重塑 pandas 中的数据框 [英] reshaping data frame in pandas
问题描述
假设我有这个数据框:
df = pd.DataFrame({'n':[0 ,1 ,0 ,0 ,1 ,1 ,0 ,1],'l':[12 ,16 ,92, 77 ,32 ,47, 22, 14], 'cols':['col1','col1','col1','col1','col2','col2','col2','col2']})
这就是我想要得到的:
col1 col2
l n l n
12 0 32 1
16 1 47 1
92 0 22 0
77 0 14 1
我一直在玩set_index
和stack
/unstack
方法,但是没有成功...
I've been playing around with set_index
and stack
/unstack
methods but with no success...
推荐答案
import pandas as pd
df = pd.DataFrame(
{'n':[0 ,1 ,0 ,0 ,1 ,1 ,0 ,1],'l':[12 ,16 ,92, 77 ,32 ,47, 22, 14],
'cols':['col1','col1','col1','col1','col2','col2','col2','col2']})
df['index'] = df.groupby(['cols']).cumcount()
result = df.pivot(index='index', columns='cols')
print(result)
# l n
# cols col1 col2 col1 col2
# index
# 0 12 32 0 1
# 1 16 47 1 1
# 2 92 22 0 0
# 3 77 14 0 1
如果您关心MultiIndex列中标签的顺序,则可以使用 叠放和叠放,以完全重现您发布的结果:
If you care about the order of the labels in the MultiIndex column, you could use stack and unstack to exactly reproduce result you posted:
result = result.stack(level=0).unstack(level=1)
print(result)
# cols col1 col2
# l n l n
# index
# 0 12 0 32 1
# 1 16 1 47 1
# 2 92 0 22 0
# 3 77 0 14 1
在寻找解决方案时,回头思考通常会很有用.
When looking for a solution it is often useful to think backwards.

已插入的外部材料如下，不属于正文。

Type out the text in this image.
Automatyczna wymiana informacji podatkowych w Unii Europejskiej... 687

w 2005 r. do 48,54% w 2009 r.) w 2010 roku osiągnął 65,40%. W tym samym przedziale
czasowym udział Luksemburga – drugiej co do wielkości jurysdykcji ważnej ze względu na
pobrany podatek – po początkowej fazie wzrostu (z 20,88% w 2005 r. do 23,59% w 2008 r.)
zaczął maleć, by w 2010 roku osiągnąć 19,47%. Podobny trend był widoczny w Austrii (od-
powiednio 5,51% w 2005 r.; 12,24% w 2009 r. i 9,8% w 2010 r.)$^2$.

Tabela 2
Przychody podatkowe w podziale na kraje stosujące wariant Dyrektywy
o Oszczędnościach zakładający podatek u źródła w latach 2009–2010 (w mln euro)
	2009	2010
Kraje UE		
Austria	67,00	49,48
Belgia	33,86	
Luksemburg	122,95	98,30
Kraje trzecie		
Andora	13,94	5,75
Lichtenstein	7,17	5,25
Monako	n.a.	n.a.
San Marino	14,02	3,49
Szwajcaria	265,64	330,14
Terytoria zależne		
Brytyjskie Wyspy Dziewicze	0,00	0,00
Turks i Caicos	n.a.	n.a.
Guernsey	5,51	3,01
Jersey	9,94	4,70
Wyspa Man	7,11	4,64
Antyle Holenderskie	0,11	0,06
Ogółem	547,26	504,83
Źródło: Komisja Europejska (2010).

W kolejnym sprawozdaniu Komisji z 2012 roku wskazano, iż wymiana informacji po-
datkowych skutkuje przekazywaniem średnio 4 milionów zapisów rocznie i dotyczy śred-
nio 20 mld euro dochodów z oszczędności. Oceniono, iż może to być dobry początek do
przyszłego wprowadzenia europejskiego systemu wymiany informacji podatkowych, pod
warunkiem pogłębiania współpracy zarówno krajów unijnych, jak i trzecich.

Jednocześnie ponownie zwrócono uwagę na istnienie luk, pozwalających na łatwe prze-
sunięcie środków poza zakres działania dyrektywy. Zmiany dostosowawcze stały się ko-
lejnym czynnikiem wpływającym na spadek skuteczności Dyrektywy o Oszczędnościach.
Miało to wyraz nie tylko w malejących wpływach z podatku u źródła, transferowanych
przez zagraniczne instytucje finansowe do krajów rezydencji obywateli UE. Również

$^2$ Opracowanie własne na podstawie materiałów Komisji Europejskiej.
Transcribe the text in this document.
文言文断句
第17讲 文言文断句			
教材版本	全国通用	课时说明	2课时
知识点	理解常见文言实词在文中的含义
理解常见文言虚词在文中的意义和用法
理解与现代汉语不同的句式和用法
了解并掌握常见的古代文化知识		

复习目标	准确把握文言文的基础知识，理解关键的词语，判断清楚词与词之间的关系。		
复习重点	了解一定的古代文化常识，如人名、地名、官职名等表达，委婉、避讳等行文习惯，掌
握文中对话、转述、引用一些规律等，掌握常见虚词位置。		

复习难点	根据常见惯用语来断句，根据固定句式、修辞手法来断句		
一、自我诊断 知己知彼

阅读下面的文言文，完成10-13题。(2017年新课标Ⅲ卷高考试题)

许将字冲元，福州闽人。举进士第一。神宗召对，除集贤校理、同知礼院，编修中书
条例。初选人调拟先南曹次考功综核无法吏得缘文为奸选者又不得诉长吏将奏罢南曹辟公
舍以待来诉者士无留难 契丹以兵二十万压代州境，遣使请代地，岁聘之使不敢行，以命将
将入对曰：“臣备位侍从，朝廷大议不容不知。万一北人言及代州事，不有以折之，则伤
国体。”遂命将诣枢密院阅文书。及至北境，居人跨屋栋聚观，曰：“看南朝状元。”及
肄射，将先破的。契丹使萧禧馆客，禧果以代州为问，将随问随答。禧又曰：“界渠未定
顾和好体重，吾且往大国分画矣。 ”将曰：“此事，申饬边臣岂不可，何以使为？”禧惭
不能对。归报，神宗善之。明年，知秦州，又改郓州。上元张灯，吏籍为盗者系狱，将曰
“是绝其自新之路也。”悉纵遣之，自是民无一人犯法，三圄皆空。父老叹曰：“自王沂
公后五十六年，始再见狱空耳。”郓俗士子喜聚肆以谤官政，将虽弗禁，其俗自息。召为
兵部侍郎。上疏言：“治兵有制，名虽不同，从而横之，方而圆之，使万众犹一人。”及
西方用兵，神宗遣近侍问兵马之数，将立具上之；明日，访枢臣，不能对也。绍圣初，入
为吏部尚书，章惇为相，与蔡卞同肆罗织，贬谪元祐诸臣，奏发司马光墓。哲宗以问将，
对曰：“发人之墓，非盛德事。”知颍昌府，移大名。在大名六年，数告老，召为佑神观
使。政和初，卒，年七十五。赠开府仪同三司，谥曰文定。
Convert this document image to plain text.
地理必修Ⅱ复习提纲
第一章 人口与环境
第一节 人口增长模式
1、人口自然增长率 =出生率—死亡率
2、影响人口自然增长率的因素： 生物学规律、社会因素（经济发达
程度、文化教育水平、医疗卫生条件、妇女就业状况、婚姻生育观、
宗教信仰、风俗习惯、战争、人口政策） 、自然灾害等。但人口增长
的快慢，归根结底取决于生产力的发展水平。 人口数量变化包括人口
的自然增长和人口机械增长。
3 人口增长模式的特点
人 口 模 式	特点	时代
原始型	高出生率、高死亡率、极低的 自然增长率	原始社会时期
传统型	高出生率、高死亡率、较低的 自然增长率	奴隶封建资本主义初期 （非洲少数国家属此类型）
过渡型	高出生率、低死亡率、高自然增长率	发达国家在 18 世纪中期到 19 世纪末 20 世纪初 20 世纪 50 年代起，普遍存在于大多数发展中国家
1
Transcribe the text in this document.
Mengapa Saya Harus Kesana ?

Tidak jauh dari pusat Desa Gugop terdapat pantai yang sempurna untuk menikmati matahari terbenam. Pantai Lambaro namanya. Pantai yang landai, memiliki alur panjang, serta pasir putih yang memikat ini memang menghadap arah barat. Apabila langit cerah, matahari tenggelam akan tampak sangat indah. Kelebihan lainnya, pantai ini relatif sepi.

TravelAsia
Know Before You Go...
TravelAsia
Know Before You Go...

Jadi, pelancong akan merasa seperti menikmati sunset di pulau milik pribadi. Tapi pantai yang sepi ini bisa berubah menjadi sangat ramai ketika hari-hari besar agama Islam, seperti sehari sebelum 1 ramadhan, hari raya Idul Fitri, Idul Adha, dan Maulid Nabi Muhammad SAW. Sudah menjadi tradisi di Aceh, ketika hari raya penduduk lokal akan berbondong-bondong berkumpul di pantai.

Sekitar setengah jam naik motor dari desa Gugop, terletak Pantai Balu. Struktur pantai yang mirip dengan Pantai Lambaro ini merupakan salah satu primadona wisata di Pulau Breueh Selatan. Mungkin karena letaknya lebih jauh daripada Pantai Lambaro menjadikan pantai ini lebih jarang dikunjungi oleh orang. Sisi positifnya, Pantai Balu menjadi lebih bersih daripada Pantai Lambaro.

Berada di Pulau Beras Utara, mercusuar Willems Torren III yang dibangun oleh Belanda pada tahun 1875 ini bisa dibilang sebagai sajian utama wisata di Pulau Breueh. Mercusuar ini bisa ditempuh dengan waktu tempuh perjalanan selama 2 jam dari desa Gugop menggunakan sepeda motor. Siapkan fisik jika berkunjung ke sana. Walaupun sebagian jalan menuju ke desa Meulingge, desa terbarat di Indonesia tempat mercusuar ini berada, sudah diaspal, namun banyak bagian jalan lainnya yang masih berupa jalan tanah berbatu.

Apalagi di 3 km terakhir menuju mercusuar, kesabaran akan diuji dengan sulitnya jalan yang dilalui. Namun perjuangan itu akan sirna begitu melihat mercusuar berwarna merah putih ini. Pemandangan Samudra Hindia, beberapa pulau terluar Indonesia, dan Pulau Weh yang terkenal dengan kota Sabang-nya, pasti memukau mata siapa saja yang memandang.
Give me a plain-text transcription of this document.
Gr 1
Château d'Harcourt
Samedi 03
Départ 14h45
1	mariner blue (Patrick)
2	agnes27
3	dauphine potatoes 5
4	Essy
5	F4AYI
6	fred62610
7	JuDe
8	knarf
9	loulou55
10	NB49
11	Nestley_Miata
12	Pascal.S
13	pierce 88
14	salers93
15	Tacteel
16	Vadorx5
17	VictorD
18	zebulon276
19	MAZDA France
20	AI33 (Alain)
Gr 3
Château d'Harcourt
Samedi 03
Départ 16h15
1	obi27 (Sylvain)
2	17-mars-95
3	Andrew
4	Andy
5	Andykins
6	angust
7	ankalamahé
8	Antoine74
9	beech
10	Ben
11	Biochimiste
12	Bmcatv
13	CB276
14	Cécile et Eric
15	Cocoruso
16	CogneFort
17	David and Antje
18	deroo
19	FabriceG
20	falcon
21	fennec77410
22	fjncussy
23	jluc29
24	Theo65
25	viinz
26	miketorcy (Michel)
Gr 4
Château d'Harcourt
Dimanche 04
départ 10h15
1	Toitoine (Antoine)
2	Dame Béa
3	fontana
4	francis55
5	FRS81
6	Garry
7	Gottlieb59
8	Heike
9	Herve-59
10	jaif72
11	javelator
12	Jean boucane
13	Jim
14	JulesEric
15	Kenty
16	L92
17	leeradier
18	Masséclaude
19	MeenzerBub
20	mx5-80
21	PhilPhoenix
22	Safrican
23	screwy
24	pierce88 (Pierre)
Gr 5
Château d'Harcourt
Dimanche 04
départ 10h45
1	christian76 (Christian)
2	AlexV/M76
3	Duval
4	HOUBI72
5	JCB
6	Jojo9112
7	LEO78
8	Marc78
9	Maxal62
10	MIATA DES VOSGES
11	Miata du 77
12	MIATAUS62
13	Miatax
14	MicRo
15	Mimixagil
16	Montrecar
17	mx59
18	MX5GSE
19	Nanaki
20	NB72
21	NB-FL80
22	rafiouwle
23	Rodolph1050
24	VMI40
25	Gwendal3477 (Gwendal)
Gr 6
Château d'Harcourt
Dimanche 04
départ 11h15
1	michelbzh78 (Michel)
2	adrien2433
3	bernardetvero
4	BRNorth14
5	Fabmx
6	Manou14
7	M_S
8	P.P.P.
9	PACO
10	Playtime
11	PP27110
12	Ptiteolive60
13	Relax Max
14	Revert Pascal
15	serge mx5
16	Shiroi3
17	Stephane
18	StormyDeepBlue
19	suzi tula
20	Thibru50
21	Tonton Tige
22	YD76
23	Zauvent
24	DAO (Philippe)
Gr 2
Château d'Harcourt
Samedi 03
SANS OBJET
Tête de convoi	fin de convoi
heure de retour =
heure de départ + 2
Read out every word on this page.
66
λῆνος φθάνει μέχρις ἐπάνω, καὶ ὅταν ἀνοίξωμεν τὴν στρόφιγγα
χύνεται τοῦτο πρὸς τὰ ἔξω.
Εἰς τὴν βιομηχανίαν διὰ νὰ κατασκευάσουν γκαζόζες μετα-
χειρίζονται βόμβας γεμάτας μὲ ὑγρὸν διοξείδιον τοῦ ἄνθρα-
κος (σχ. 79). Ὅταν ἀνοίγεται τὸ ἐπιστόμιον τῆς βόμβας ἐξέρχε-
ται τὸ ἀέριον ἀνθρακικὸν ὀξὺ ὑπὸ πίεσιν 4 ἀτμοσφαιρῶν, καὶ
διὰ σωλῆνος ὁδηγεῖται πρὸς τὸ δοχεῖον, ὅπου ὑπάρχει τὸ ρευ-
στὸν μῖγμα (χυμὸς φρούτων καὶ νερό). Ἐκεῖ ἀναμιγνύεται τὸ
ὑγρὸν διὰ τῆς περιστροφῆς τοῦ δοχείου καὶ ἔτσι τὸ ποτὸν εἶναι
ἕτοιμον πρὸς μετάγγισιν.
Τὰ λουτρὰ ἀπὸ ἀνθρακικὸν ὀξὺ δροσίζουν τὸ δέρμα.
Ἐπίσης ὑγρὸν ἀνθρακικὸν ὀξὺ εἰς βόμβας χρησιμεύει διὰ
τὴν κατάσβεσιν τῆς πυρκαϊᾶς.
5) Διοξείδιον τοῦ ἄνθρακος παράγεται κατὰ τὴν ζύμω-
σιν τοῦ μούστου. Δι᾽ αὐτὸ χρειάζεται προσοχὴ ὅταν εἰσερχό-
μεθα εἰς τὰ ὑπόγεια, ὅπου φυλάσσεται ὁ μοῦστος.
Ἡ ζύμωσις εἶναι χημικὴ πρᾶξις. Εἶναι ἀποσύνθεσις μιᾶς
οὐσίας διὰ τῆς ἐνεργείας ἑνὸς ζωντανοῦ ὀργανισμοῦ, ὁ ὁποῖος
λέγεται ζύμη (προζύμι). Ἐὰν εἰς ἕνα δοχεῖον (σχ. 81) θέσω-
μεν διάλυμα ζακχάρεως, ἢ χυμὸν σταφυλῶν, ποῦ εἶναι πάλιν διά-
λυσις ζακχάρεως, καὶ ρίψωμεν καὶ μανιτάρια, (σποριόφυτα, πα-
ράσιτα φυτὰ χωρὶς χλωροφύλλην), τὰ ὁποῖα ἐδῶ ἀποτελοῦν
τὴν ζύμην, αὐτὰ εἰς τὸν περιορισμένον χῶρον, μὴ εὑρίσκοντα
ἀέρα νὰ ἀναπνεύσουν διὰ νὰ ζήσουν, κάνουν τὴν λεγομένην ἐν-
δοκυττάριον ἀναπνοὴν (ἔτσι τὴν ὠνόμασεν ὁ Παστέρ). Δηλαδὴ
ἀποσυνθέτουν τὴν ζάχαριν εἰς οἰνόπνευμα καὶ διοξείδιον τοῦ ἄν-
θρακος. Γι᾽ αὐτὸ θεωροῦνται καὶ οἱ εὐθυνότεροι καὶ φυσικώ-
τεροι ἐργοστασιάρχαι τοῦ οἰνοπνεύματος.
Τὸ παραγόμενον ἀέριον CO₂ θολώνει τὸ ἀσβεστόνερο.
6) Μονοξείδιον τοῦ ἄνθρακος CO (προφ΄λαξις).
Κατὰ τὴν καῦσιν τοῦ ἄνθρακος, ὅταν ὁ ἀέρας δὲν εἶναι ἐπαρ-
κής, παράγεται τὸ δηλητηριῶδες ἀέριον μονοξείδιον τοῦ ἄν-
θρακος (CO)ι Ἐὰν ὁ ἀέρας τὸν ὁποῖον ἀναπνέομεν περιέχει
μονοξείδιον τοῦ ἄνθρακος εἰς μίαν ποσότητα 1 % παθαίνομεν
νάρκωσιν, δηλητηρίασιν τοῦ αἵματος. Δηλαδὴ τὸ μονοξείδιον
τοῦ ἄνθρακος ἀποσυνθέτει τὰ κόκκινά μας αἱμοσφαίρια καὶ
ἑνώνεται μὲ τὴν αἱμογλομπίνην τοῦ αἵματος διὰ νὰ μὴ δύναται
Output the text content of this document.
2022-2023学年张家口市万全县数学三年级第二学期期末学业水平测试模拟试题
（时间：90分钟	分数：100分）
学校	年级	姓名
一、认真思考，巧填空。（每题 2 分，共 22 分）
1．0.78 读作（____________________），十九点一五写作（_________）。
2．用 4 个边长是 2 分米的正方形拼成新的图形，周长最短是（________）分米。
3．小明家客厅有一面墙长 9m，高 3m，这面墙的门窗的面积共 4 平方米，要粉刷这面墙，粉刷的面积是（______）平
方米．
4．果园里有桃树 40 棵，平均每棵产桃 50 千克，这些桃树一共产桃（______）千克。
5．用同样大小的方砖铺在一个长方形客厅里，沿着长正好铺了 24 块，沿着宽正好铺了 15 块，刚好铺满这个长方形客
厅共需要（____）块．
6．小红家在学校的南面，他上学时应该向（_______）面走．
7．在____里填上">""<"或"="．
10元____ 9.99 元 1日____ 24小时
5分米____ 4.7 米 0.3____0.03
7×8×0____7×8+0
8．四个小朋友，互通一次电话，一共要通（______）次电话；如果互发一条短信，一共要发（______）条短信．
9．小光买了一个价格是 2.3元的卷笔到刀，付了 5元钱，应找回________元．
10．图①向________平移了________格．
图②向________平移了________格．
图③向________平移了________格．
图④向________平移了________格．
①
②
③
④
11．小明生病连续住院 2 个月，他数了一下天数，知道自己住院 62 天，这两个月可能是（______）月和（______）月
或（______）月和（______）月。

从所需的DataFrame开始,问问自己可能进行什么操作
产生所需的DataFrame.在这种情况下,想到的操作
是pd.pivot
.然后问题变成了什么是DataFrame,
需要something
,这样
Start with the desired DataFrame and ask yourself what operation might
result in the desired DataFrame. In this case, the operation that came to mind
was pd.pivot
. Then the question becomes, what DataFrame,
something
, is needed so that
desired = something.pivot(index='index', columns='cols')
通过查看其他示例在pivot
中的作用,显然something
必须等于
By looking at other examples of pivot
in action, it became clear than something
had to equal
cols l n index
0 col1 12 0 0
1 col1 16 1 1
2 col1 92 0 2
3 col1 77 0 3
4 col2 32 1 0
5 col2 47 1 1
6 col2 22 0 2
7 col2 14 1 3
然后,您会发现是否可以找到将df
再次按摩到something
,或的方法
向后工作,将something
按摩到df
...从这个角度来看,
在这种情况下,丢失的链接变得很明显:something
具有一个index
列
df
缺少的.
Then you see if you can find a way to massage df
into something
, or again
working backwards, massage something
into df
... From this point of view, in
this case, the missing link became apparent: something
has an index
column
that df
lacked.
这篇关于重塑 pandas 中的数据框的文章就介绍到这了,希望我们推荐的答案对大家有所帮助,也希望大家多多支持IT屋!